Über diesen Bistro-Favoriten habe ich schon öfter geschrieben. Das Bouchon von Thomas Keller ist zweifellos eines der sympathischsten französischen Bistros überhaupt. Vor allem die kleine Terrasse hat es mir angetan, gut abgeschirmt von der Straße mit einer dichten Hecke – und von der abendlichen Frische mit gemütlichen Heizstrahlern.

Das Bistro war jahrelang mit einem Michelin-Stern ausgezeichnet; zuletzt entfernte ihn der Guide wieder. Bei all der professionellen Routine, die hier bei der Zubereitung der diversen Bistro-Klassiker herrscht, ist eine solche Abstufung überraschend. Kaum denkbar, dass Thomas Keller hier auf einmal ein anderes Niveau zulässt. Plausibler ist eher die Annahme, dass man die berechtigte Frage, ob das Bistro überhaupt jemals einen klaren Stern verdient hat, nun erst einmal (neu) beantwortet hat.

All das ist für den Genuss hier unerheblich. Die auf dünnes Papier gedruckte, gefaltete Speisekarte lässt keine Fehltritte zu.
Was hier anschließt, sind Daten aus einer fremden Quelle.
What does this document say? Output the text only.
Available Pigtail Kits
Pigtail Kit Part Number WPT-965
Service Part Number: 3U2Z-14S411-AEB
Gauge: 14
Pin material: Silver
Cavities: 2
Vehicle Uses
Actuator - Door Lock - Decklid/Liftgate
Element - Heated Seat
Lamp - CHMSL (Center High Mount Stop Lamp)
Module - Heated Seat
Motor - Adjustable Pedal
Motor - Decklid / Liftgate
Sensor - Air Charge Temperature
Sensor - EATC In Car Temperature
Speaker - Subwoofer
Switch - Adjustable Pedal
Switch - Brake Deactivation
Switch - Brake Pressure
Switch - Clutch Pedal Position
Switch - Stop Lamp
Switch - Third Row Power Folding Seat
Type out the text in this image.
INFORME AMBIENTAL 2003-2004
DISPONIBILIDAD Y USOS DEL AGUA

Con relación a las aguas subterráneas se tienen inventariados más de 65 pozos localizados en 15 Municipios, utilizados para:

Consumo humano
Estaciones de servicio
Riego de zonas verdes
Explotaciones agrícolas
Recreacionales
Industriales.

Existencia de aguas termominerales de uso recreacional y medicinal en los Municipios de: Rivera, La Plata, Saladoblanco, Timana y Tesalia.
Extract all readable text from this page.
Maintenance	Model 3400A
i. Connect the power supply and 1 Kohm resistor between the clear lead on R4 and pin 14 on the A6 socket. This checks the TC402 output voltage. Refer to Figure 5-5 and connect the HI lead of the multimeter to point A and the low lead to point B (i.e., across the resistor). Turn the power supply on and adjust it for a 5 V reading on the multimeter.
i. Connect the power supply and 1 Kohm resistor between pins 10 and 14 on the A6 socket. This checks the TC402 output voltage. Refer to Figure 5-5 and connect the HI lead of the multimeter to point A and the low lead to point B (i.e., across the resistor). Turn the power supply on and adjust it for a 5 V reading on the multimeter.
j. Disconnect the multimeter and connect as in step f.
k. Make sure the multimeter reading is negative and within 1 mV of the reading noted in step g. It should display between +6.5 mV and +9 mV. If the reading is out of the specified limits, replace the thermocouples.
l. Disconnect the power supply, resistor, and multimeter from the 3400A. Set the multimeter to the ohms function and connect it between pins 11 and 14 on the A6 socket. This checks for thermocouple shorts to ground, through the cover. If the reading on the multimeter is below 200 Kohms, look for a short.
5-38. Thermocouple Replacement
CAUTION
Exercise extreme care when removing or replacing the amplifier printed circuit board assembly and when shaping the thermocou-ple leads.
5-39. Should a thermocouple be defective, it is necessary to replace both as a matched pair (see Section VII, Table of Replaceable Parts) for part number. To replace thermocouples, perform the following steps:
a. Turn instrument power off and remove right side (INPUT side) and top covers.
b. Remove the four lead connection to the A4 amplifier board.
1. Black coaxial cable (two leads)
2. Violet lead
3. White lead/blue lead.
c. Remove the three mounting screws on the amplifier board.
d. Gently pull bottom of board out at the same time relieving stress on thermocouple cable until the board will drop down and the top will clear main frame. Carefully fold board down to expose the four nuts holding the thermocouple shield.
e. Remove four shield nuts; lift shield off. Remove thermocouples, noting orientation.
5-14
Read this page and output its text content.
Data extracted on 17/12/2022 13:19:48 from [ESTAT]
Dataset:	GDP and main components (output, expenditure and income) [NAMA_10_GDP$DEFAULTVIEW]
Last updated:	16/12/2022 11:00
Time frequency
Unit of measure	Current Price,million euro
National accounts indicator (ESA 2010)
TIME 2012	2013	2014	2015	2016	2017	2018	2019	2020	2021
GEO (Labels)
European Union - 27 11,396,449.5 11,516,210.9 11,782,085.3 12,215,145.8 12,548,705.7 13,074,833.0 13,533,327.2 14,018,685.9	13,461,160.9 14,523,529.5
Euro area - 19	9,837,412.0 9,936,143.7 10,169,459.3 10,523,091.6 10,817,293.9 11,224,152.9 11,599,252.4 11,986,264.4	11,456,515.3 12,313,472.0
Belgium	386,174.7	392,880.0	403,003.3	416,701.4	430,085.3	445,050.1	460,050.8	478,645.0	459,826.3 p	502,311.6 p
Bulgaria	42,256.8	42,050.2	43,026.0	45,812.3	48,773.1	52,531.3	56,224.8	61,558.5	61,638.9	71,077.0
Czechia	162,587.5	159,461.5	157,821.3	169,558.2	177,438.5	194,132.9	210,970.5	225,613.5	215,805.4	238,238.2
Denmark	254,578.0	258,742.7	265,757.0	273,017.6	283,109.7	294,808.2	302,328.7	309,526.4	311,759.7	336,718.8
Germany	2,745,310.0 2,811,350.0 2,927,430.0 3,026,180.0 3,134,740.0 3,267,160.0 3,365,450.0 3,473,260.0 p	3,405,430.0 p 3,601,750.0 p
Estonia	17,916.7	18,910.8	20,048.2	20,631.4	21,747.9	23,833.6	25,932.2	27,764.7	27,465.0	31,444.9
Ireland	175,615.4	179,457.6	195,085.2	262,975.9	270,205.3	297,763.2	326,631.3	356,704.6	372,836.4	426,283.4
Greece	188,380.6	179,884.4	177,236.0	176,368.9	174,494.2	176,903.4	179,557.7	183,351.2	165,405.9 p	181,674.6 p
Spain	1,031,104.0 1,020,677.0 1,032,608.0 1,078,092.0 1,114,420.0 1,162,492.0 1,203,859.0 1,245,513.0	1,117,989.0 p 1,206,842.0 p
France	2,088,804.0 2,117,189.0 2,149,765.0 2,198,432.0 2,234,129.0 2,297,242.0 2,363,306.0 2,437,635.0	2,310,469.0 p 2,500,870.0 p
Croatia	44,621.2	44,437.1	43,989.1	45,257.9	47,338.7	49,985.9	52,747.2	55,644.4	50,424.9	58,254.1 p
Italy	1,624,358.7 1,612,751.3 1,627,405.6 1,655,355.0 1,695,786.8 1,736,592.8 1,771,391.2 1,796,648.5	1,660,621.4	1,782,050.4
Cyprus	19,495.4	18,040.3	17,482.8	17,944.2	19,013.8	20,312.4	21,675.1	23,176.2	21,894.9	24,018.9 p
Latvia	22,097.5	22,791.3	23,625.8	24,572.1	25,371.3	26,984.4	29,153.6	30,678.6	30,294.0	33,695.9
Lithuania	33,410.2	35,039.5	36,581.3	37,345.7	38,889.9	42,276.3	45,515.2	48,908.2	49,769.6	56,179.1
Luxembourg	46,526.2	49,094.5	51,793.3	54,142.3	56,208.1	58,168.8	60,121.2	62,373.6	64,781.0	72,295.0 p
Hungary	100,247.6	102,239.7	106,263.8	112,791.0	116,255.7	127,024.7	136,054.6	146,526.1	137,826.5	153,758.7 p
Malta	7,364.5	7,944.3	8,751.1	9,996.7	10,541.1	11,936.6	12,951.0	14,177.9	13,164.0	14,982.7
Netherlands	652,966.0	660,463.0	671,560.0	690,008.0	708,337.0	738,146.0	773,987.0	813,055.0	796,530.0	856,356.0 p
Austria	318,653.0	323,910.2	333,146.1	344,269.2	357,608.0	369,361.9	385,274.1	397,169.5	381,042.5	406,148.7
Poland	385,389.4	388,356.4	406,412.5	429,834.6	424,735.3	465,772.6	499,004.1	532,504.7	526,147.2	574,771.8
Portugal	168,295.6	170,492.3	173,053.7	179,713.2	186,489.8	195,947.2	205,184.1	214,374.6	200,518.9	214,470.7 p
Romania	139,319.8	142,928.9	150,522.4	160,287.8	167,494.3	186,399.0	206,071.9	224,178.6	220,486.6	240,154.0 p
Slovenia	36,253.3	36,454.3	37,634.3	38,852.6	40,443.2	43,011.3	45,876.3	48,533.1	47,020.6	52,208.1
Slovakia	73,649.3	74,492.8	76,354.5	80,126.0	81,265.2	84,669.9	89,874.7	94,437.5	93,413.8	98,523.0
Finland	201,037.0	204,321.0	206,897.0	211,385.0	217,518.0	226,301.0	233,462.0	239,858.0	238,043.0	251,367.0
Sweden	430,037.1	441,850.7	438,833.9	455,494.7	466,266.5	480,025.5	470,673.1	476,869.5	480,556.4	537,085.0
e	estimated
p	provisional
Meinen ersten Abend hier beginne ich mit knusprig gebackenen Schweineohren mit Sauce Gribiche (15 $) und einem Salade niçoise mit überfrischen Tomaten, perfekt gekochtem Ei, knackigen Bohnen, Sardellen und einer gut abgeschmeckten Basilikum-Vinaigrette (16,50 $) – auf den Punkt, es fehlt aber etwas Salz. Auch ein paar Weinbergschnecken in Blätterteig mit Knoblauch-Petersilien-Butter machen kochend heiße, würzige Freude.

Eine Flasche Heitz Cellars »Lot C-91« Cabernet Sauvignon (250 $) passt zu meiner guten Laune, ich muss beim aufmerksamem Service aber Überzeugungsarbeit leisten, dass ich selbst nachschenken darf. Mir macht das in solch ungezwungenen Umgebungen mehr Spaß.

Mein zweiter Abend startet an selber Stelle mit einem Glas 2019er Rivers-Marie Chardonnay (21 $) von der Sonoma Coast, gefolgt von einer halben Flasche 2016er Amiral de Beychevelle (95 $), es darf heute mal Bordeaux sein.

Dazu gibt es Garnelen, vier Stück, eisgekühlt, saftig-zart und aromatisch (24 $) mit einigen Saucen, sowie einen Pâté de campagne mit Cornichons, eingelegten Radieschen und dem Baguette der Bouchon Bakery, ganz wunderbar.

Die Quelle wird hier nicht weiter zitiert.